“Dalam kata maaf itu terdapat janji untuk memperbaiki diri. Janji untuk berbuat lebih baik dan tidak mengulangi kesalahan, apalagi kesalahan yang sama persis..”
-Harmoko-
MELALUI kolom ini, Kopi pagi (Senin, 17 Mei 2021) mengangkat tema: Maaf tak sebatas ucapan. Dalam ulasannya, Pak Harmoko mengatakan bahwa kata maaf sangatlah mudah diucapkan, meski tak sedikit yang sangat berat hati untuk meminta maaf atau pun memberi maaf, lebih-lebih menindaklanjuti dengan amal perbuatan.
Pesan yang hendak disampaikan adalah maaf itu perlu ada tindak lanjut melalui aksi nyata. Mengapa?
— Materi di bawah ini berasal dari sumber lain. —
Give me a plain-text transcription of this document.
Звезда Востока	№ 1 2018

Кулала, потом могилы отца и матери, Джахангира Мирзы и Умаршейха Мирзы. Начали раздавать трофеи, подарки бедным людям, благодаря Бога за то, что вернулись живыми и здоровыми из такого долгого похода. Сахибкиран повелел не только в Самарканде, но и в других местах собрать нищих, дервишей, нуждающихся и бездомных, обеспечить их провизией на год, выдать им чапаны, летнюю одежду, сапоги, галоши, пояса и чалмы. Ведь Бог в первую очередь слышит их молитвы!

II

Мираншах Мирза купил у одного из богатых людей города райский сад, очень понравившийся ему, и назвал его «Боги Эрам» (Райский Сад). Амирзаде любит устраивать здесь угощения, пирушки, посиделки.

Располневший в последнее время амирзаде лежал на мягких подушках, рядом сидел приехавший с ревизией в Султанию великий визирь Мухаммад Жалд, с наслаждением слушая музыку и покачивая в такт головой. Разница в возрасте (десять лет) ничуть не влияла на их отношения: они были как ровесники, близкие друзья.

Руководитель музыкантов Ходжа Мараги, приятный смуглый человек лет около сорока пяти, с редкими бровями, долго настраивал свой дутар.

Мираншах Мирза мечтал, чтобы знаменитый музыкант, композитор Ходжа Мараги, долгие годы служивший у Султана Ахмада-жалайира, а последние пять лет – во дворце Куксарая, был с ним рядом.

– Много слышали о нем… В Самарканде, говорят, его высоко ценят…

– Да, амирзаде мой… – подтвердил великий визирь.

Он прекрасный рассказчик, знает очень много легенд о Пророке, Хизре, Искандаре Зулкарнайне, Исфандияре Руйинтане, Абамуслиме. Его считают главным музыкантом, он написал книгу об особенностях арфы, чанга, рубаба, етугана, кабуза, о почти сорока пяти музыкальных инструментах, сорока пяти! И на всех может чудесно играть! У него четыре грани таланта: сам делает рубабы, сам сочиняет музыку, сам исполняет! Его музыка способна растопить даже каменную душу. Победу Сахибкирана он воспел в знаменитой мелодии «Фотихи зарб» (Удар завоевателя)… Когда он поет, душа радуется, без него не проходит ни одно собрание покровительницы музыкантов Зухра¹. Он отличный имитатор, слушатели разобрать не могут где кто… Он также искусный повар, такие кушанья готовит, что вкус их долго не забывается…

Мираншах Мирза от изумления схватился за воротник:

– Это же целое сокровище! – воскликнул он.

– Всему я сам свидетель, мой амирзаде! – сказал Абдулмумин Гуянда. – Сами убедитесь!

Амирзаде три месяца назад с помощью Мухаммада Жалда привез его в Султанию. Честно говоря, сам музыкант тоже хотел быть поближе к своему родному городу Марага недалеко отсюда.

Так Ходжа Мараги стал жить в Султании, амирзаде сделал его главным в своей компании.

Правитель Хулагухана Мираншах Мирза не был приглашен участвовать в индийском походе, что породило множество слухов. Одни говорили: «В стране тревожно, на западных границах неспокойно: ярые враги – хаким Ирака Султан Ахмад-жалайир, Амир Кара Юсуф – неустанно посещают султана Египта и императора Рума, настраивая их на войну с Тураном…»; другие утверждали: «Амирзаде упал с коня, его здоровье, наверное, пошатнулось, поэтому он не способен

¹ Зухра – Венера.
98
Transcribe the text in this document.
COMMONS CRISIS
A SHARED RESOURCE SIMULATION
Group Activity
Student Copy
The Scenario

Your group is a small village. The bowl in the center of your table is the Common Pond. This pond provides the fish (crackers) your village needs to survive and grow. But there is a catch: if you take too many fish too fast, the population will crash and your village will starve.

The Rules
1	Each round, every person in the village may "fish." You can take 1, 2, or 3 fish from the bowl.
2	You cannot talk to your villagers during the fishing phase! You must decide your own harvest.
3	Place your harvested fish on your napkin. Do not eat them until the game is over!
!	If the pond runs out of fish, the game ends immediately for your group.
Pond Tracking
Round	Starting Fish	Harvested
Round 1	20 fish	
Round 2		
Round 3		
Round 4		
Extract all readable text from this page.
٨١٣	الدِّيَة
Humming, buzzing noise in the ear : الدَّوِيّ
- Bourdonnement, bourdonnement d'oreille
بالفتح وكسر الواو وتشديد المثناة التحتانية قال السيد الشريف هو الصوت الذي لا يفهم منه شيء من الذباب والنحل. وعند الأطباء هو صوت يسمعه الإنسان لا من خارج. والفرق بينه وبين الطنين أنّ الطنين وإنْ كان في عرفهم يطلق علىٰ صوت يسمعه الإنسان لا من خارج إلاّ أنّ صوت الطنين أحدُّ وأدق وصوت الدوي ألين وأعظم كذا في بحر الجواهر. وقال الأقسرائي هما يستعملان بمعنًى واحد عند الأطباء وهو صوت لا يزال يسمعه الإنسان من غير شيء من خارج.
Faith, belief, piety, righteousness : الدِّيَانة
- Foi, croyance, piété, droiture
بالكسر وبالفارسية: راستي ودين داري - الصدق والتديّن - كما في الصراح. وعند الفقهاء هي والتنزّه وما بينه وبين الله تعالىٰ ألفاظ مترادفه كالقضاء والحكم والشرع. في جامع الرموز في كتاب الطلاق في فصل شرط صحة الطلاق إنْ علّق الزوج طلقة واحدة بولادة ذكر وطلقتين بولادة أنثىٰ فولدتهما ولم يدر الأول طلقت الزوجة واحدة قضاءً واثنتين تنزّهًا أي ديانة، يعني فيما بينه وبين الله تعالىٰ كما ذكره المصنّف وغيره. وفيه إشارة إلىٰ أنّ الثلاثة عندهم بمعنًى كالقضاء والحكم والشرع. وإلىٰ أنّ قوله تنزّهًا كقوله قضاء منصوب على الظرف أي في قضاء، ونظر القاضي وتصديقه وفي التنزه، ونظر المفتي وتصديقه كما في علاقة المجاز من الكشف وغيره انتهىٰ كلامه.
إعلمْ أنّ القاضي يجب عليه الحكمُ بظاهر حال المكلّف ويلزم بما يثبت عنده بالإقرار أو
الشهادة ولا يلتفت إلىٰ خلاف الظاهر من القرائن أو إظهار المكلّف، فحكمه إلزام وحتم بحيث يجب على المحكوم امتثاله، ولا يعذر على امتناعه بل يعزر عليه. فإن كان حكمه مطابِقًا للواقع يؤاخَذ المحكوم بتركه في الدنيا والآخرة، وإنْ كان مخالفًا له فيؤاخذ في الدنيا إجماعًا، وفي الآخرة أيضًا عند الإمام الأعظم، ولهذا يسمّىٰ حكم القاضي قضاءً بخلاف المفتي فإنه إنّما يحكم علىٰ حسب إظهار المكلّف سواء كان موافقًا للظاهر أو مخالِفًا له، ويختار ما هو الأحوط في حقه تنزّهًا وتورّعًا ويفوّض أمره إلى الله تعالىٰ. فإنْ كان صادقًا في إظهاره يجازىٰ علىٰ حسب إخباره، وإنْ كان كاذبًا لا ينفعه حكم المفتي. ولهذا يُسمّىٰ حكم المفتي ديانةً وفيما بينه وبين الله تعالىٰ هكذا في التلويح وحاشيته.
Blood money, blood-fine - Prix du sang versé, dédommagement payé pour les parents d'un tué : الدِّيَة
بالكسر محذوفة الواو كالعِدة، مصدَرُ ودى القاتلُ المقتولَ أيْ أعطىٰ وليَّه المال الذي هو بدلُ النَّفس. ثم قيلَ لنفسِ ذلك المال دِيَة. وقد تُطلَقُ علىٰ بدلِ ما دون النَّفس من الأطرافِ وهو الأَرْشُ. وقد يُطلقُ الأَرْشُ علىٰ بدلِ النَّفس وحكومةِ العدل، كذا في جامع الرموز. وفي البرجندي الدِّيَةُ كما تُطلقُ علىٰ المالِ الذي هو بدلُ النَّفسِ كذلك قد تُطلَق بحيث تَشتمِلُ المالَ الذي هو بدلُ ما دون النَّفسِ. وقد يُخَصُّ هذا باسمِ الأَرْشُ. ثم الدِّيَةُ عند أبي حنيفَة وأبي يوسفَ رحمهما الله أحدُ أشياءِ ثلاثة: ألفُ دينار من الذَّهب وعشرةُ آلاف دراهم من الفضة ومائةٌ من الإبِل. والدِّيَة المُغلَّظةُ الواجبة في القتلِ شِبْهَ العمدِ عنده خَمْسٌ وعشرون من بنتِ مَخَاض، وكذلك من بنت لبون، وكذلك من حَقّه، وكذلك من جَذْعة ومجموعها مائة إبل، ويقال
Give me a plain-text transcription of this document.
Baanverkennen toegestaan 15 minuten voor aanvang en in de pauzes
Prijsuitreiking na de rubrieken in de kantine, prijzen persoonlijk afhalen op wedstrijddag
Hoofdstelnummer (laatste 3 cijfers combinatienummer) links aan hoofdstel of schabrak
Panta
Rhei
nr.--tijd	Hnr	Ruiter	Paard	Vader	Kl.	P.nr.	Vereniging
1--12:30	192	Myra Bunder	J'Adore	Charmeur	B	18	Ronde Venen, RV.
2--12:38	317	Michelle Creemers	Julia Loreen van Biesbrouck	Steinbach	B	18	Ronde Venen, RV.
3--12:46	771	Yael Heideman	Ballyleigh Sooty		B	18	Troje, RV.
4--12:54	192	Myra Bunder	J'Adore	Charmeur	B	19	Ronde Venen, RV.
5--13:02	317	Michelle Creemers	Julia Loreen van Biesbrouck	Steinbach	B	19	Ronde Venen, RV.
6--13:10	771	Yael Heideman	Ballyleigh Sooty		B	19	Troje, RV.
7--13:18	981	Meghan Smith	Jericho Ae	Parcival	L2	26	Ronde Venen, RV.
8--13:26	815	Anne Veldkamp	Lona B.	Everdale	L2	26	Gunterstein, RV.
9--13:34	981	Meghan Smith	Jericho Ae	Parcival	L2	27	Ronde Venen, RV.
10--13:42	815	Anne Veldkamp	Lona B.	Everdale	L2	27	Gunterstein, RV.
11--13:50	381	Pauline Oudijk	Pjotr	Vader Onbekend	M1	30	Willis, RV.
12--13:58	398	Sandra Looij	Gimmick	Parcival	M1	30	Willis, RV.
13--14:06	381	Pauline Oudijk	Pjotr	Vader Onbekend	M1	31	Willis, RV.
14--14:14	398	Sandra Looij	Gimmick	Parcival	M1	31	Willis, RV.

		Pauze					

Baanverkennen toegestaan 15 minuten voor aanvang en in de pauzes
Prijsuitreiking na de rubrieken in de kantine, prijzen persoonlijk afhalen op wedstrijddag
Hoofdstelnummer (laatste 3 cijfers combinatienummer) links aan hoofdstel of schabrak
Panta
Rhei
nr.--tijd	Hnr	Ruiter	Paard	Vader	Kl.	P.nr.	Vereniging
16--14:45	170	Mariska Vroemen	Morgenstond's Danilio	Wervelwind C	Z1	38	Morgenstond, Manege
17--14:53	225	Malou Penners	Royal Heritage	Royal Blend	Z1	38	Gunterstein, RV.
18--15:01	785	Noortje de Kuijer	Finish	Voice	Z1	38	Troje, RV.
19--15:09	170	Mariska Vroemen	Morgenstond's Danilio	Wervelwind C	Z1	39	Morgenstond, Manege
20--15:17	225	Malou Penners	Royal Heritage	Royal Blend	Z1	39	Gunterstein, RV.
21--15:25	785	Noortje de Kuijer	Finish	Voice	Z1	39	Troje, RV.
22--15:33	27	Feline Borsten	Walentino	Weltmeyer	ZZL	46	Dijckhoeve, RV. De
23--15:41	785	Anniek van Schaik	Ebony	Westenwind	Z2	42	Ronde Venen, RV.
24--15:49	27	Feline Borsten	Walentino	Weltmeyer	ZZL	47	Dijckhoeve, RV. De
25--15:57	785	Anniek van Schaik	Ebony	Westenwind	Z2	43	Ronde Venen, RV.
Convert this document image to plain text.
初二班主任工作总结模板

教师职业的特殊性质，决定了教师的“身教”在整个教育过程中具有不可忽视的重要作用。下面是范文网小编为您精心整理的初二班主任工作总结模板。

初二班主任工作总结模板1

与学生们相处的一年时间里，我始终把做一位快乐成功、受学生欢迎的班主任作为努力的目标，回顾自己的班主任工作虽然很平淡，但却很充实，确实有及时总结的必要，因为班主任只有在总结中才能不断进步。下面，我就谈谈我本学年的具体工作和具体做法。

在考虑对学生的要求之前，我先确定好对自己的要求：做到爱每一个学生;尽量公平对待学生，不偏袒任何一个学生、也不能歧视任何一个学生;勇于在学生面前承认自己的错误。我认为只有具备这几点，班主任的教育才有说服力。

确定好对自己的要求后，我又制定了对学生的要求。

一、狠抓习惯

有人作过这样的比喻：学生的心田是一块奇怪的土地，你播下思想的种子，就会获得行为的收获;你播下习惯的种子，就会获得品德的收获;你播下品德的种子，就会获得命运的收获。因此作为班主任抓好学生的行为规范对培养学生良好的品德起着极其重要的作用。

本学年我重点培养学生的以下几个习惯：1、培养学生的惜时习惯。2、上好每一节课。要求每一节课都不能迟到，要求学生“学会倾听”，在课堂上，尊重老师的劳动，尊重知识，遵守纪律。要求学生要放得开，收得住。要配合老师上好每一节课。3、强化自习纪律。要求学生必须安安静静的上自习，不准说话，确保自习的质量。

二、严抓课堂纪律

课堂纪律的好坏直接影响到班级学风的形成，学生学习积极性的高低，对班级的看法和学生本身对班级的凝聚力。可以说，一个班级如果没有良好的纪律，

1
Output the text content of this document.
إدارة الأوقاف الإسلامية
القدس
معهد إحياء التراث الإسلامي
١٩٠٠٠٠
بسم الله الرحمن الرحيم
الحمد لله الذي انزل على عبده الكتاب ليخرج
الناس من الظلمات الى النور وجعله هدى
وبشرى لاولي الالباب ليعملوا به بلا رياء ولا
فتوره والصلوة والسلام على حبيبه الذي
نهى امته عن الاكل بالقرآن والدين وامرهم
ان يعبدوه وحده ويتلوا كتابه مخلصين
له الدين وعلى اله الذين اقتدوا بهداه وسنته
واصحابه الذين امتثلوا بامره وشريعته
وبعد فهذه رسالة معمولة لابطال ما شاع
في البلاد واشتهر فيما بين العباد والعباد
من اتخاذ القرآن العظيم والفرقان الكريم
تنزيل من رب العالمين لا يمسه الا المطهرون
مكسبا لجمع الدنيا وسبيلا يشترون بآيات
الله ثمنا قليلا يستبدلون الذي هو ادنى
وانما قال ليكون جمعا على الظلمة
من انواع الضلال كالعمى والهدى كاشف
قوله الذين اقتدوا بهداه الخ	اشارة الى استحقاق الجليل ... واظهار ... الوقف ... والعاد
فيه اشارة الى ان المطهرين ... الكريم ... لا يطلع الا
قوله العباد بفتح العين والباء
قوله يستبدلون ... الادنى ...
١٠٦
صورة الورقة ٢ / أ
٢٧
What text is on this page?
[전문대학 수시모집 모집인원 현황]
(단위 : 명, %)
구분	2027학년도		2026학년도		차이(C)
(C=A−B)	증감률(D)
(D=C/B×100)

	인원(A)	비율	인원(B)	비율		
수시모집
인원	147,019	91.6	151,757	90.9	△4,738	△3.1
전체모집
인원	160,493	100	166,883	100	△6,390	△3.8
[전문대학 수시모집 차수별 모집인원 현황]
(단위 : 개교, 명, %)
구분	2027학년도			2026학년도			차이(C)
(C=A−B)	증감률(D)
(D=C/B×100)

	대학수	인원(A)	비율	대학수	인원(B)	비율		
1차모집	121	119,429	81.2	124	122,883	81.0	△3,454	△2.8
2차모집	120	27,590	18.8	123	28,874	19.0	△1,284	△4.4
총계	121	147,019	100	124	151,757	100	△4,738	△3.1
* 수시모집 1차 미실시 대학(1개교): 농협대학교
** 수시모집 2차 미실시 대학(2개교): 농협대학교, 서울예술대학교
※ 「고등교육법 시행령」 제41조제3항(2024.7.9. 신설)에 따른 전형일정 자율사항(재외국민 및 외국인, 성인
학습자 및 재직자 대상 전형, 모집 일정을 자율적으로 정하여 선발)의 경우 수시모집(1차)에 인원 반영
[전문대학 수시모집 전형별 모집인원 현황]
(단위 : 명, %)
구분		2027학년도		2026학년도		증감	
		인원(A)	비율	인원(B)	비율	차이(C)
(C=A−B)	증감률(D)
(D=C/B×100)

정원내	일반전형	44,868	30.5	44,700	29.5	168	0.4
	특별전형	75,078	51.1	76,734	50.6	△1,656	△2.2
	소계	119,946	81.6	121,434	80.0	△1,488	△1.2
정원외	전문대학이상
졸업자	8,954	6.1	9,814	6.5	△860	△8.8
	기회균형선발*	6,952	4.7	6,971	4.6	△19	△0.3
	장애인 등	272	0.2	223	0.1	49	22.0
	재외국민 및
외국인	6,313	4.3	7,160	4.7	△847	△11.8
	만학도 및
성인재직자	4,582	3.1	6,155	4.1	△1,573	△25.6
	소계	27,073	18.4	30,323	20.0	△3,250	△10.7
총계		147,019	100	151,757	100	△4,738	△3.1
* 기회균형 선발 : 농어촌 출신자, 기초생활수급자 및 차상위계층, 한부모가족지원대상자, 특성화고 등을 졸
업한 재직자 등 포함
Jawabnya karena sesungguhnya dalam kata maaf itu terdapat janji untuk memperbaiki diri. Janji untuk berbuat lebih baik dan tidak mengulangi kesalahan.
Maknanya, seperti diajarkan para leluhur, memperbaiki adalah upaya yang dilakukan secara sungguh-sungguh untuk tidak mengulangi kesalahan yang sama, apalagi sama persis.
Sering dikatakan, hanya keledai yang terperosok ke dalam lubang sama, meski sang keledai pun, tentu tidak berkehendak demikian.
Jika memiliki kemampuan tentu akan menghindar. Lebih-lebih bagi kita, makhluk yang memiliki derajat sangat tinggi.
Upaya memperbaiki diri, tidak saja dalam ucapan, ungkapan, dan tulisan. Tetapi yang lebih utama sikap nyata dalam kehidupan sehari-hari.
Mengapa perlu memperbaiki diri? Jawabnya, maaf itu tidak menghapus kesalahan. Maaf tidak mengubah kesalahan menjadi kebenaran. Kesalahan tetap kesalahan, kebenaran adalah tetap kebenaran.
Saling memaafkan adalah kesadaran bersama untuk melupakan kesalahan yang sudah terjadi. Ke depan, sama-sama menjaga dan berupaya mencegah terjadinya kesalahan.
Kita menyaksikan hari-hari terakhir ini, dalam suasana Hari Raya Idul Fitri 1445 H/2024 M, kata maaf memenuhi ruang publik, baik di dunia maya maupun alam nyata. Tak terkecuali para elite politik dan tokoh bangsa yang saling berkunjung.
Mengulurkan tangan untuk meminta maaf dan menerima jabat tangan tanda memaafkan merupakan budaya bangsa kita sejak dulu kala yang hendaknya terus kita pelihara.
Saling memaafkan untuk melupakan segala macam gesekan dan perselisihan yang sempat terjadi saat kompetisi pemilu 2024, baik pilpres maupun pileg.
Dalam kehidupan politik yang penuh dinamika, dikenal istilah “Tak ada lawan abadi”. Tahun lalu hingga tahun ini, sebelum pemungutan suara 14 Februari 2024, menjadi “lawan dan rival”, tetapi kini hendaknya tidak ada lagi lawan, yang ada adalah kawan seperjuangan membangun masa depan bangsa dan negara.
Itulah kehidupan yang serba neka dan penuh dinamika yang seyogyanya tak ada lagi dendam, apalagi ‘dendam politik’.
Yang hendak kami katakan, segala persoalan sejatinya bisa diawali penyelesaiannya dengan kata maaf dan saling memaafkan. Mulai dari lingkup terkecil keluarga, lingkungan RT/TW, kelurahan, pemda hingga istana.